The Downtown Partnership of Baltimore recently redesigned its website as part sales pitch and part guide.
The reworked site offers information about community news, events, where to live, eat, shop and where to park in an effort to draw more people to live in the city, help new residents get to know downtown and be a tool for visitors.
The local nonprofit's goal was to make the site, godowntownbaltimore.com, more useful for consumers in Baltimore, with a focus on "functionality, layout and design," said Michael Evitts, a spokesman for the partnership.
"Instead of business-to-business, it's business-to-consumer," Evitts said of the site, which used to be aimed at businesses.
Though the downtown population has been growing, Baltimore Mayor Stephanie Rawlings-Blake wants to attract 10,000 more families to the city during the next 10 years and sees the partnership's website as a useful tool in working toward that goal.
"The Downtown Partnership, I think, has been one of the most impactful partners in my goal of growing the city," she said.

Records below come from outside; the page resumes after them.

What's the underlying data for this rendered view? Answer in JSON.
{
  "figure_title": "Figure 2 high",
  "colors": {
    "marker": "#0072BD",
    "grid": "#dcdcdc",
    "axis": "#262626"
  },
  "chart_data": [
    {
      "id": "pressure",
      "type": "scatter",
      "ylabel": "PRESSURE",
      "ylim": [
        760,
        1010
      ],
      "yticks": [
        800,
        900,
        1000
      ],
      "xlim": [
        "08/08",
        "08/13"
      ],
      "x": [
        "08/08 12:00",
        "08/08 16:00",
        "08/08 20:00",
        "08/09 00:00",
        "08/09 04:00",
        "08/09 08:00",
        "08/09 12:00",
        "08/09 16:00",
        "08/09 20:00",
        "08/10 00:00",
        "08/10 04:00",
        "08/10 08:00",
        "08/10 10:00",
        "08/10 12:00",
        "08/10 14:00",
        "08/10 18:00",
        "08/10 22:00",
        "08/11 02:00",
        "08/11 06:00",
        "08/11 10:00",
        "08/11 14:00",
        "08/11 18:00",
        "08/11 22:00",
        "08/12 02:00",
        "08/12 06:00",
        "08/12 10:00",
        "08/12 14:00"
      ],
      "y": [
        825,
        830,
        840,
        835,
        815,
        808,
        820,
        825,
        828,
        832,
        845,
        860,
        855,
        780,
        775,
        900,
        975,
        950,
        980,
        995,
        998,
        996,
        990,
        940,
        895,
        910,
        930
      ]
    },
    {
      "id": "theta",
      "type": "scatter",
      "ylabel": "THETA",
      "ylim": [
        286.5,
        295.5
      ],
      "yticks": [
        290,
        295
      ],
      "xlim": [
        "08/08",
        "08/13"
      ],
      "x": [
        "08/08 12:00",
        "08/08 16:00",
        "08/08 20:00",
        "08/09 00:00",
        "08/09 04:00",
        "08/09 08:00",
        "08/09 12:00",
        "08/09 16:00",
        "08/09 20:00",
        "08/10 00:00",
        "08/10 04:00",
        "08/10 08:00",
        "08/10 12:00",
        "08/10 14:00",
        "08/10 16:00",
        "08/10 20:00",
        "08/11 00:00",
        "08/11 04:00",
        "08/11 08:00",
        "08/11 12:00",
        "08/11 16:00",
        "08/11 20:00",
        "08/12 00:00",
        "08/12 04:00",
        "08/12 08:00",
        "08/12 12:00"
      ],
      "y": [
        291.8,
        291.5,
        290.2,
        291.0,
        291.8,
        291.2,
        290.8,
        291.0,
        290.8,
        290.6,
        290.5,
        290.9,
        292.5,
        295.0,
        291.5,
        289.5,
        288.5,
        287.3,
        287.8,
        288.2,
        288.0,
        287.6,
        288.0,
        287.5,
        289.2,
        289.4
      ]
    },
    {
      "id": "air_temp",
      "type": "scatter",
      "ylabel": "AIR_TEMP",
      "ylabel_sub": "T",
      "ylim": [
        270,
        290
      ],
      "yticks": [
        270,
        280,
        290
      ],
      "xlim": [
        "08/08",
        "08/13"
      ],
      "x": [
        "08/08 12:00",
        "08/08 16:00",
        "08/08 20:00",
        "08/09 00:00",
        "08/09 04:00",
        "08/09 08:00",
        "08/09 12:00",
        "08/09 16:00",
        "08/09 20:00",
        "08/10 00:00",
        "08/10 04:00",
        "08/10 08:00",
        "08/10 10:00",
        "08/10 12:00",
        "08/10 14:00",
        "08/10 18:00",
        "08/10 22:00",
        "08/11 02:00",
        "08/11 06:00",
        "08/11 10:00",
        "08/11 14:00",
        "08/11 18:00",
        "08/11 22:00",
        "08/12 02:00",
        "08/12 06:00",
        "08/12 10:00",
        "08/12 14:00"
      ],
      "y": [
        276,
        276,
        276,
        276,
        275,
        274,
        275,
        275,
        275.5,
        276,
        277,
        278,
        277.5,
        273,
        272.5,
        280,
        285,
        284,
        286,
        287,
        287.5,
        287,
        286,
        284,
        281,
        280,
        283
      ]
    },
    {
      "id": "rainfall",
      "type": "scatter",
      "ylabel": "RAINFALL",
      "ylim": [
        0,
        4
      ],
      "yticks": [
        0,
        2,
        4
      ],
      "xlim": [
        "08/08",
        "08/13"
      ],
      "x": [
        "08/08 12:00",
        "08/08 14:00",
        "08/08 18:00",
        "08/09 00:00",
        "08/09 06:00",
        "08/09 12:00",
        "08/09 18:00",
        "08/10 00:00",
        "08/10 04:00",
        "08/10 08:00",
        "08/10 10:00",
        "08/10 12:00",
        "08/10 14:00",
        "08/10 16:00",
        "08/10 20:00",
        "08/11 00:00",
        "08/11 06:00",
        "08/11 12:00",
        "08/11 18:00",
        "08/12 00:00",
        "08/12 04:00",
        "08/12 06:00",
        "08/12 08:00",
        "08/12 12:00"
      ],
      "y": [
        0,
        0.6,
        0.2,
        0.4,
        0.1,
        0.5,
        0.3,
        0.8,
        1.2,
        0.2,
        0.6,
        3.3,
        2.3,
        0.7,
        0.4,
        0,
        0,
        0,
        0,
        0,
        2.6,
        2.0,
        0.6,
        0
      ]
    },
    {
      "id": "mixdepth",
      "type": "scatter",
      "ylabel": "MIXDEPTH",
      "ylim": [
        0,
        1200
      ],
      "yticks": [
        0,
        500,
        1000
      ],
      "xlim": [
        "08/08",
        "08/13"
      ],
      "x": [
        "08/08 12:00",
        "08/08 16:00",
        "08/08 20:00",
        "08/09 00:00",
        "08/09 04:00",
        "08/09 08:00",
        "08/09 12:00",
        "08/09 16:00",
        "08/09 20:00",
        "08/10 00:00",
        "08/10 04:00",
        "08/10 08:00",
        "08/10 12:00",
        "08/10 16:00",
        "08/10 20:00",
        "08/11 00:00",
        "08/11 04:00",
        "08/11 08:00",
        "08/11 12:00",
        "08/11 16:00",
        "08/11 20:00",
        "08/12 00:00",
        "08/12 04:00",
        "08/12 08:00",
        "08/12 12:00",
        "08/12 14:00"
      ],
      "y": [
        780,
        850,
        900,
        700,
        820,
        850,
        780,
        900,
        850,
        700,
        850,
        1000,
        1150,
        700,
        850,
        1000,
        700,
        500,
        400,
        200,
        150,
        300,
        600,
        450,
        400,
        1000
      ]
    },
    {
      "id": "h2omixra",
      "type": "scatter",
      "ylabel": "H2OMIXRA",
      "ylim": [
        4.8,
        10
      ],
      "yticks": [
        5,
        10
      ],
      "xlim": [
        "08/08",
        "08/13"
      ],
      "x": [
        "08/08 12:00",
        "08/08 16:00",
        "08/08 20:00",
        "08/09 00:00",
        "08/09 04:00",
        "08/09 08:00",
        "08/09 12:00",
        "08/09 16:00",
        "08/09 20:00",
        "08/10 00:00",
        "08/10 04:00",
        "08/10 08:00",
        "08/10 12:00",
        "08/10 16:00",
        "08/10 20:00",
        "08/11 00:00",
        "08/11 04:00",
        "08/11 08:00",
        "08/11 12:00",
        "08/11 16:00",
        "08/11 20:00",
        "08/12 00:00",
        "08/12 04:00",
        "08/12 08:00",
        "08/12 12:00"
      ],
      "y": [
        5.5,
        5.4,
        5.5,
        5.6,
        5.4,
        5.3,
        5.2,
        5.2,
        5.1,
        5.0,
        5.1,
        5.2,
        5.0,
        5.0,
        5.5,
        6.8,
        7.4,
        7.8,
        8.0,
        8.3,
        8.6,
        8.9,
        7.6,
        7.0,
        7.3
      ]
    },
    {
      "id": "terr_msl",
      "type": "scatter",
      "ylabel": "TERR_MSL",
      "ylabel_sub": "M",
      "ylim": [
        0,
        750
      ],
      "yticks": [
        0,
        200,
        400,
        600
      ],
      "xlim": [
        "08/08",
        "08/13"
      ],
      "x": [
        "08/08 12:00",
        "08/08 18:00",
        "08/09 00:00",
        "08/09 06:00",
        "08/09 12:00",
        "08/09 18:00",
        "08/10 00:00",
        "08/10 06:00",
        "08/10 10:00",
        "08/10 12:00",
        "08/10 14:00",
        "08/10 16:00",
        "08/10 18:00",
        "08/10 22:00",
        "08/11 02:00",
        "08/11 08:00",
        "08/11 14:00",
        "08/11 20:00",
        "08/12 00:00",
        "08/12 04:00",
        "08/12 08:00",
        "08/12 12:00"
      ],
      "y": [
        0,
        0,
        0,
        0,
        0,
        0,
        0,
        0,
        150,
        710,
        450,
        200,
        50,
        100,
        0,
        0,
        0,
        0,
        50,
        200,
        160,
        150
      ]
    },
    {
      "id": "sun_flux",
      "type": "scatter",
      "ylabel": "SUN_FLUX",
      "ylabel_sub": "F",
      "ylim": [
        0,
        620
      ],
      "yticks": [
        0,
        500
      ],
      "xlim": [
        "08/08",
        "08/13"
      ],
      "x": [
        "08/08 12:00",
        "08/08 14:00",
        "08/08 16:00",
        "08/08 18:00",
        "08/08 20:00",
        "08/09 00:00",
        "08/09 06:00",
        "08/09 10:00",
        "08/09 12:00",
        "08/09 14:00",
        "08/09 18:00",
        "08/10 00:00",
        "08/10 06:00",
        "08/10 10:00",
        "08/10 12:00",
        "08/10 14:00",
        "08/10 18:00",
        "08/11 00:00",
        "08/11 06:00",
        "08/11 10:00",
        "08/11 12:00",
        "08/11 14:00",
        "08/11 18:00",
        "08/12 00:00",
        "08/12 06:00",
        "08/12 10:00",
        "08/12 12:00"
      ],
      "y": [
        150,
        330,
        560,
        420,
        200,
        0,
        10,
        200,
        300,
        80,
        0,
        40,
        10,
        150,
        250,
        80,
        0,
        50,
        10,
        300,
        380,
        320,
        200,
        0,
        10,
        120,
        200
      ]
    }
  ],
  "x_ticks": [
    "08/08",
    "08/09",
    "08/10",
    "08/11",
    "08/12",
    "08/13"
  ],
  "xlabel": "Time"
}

With nearly 41,000 people residing within a mile of Pratt and Light streets, there are more residents living downtown now than there have been for years, the partnership said. A 2003 partnership study found that 6,000 people lived downtown, but did not include such large neighborhoods as Federal Hill and Fells Point.
On the partnership's website, users can find a map that offers specific information about downtown neighborhoods and can search for available residences. Across downtown, developers are converting older buildings into apartments amid growing demand for urban living.
More than 4,100 units are in development. In 2012, a study by the partnership found that growing demand meant the city could absorb 5,800 new apartment units by 2017, Evitts said.
At 520 Park Ave. in Mount Vernon, The Time Group is turning a 1941-era warehouse and distribution center used by department store Hochschild, Kohn and Co. into 171 apartments.
The market-rate apartments are set to open in late June and are leasing quickly, said Dominic Wiker, Time Group's development director, because "people are looking for a new product. They like the fact that it's a historical building with modern amenities."
In addition, residents and visitors to Baltimore can search the website to find attractions and events. A mobile version will be launched soon so people can "plan their day as their day evolves," Evitts said.
The website, designed by the Ainsley and Co. advertising agency, has what CEO Tom Ainsley describes as a "clean" look and is meant to attract people who live or work in Baltimore, visitors, businesses and longtime residents who want to see what's new downtown.
Now that the site has been launched, Ainsley said, the biggest goal is for people to come back to the site after their first visit.
"If they're looking for information, this is a place to start," he said. "It's the authority on what's happening specifically in downtown Baltimore."
•The Downtown Partnership considers downtown to be a one-mile radius, with the epicenter at Pratt and Light streets.
•Baltimore is eighth in the country in terms of downtown population (almost 41,000 residents); in 2003, there were 6,000 people living in the downtown.
•Previously, downtown did not include some areas such as Fells Point and Federal Hill.